Indigant volunteers shouted, 'We won't surrender to be shot like dogs', to which MacDonagh replied sadly, 'They may shoot some of us, but they can't shoot us all.'

There was an angry dispute over what to do and it is clear that MacDonagh's own military judgement was no longer entirely accepted but a key part in the restoration of control was the appearance of Major MacBride who accepted the fight was over for the time being:

'Liberty is a sweet thing', he advised, 'Any one of you that sees a chance, take it. You may live to fight again. If it ever happens again, take my advice and don't get inside four walls.'

As MacDonagh prepared to surrender he met with Rose McManners, Vice Commandant of the Inghinide branch of Cumann na mBan (and chief cook to the garrisson) who heard cheering as MacDonagh approached with Father Aloysius. According to her, MacDonagh was "hatless and unarmed, and looked old, weary and ill".

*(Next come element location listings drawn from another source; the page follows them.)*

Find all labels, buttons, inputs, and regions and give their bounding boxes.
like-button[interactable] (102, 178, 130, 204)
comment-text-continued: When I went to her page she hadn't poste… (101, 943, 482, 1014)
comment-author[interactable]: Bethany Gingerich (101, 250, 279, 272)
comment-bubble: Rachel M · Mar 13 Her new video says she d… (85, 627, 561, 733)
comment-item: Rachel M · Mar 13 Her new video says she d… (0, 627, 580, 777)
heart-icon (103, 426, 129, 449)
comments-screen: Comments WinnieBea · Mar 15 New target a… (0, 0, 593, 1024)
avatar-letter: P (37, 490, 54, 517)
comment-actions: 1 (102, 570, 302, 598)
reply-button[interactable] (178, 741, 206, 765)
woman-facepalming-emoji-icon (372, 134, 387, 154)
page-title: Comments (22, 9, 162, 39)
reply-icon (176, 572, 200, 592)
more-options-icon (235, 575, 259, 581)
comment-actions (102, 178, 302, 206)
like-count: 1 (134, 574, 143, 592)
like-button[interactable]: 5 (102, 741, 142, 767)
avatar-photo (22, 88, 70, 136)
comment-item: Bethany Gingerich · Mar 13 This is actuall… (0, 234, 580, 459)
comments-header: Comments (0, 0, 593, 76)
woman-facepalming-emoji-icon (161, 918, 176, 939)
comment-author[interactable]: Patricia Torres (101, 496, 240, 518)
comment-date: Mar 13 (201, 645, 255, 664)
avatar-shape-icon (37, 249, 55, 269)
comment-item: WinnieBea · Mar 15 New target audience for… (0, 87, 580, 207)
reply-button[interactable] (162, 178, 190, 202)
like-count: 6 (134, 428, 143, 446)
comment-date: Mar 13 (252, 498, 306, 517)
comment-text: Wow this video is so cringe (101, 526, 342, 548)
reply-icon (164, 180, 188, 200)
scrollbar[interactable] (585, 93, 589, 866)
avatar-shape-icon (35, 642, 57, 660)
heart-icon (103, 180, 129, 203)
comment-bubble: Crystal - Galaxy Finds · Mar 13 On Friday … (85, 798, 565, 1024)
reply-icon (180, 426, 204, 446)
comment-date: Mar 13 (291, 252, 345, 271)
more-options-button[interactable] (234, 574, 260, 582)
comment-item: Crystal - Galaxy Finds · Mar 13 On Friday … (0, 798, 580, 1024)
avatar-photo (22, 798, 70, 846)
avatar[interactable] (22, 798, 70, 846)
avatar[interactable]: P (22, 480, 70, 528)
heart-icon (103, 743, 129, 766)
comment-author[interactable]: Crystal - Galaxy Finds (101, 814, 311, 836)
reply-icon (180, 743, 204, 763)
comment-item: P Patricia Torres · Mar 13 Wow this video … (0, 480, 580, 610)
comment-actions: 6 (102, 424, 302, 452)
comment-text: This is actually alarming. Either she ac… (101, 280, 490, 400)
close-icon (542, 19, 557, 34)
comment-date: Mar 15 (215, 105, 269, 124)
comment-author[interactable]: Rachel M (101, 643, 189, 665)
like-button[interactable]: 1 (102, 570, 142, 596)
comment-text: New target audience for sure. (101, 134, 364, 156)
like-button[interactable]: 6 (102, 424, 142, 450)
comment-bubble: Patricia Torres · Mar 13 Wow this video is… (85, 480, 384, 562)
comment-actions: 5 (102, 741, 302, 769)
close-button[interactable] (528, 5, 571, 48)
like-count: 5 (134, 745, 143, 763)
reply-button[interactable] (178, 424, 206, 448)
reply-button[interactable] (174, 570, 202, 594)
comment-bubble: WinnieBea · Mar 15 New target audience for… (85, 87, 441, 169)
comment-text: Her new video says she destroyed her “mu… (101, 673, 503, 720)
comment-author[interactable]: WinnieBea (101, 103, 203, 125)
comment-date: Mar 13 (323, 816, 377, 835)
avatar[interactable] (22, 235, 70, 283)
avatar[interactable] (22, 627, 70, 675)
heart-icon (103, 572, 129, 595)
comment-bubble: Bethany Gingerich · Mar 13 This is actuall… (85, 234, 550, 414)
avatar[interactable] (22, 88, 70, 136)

Thomas MacDonagh was court martialled and executed by firing squad on May 3rd, 1916, aged 38. William E. Wylie, a barrister who had been co-opted by General Maxwell's Deputy Advocate-General, Byrne, to conduct the prosecution of the rebels, stated that he felt MacDonagh's execution was "particularly unnecessary".

Thomas MacDonagh is generally credited as being one of the most gregarious and personable of the rebel leaders, a wit, a family man and someone who never had a bad word to say about anyone. He was a great friend of Francis Ledwidge, also a nationalist, who fought with the British Army in World War I. Ledwidge was himself killed at the age of 29 in the Battle of Ypres in Belgium but before his death he wrote this touching poem for his lost friend, Thomas MacDonagh:

Lament for Thomas MacDonagh

He shall not hear the bittern cry
In the wild sky, where he is lain,
Nor voices of the sweeter birds
Above the wailing of the rain.

Nor shall he know when loud March blows
Thro' slanting snows her fanfare shrill,
Blowing to flame the golden cup
Of many an upset daffodil.

But when the dark cow leaves the moor,
And pastures poor with greedy weeds,
Perhaps he'll hear her low at morn,
Lifting her horn in pleasant meads.

This Sunday let us remember this brave hero, Thomas MacDonagh.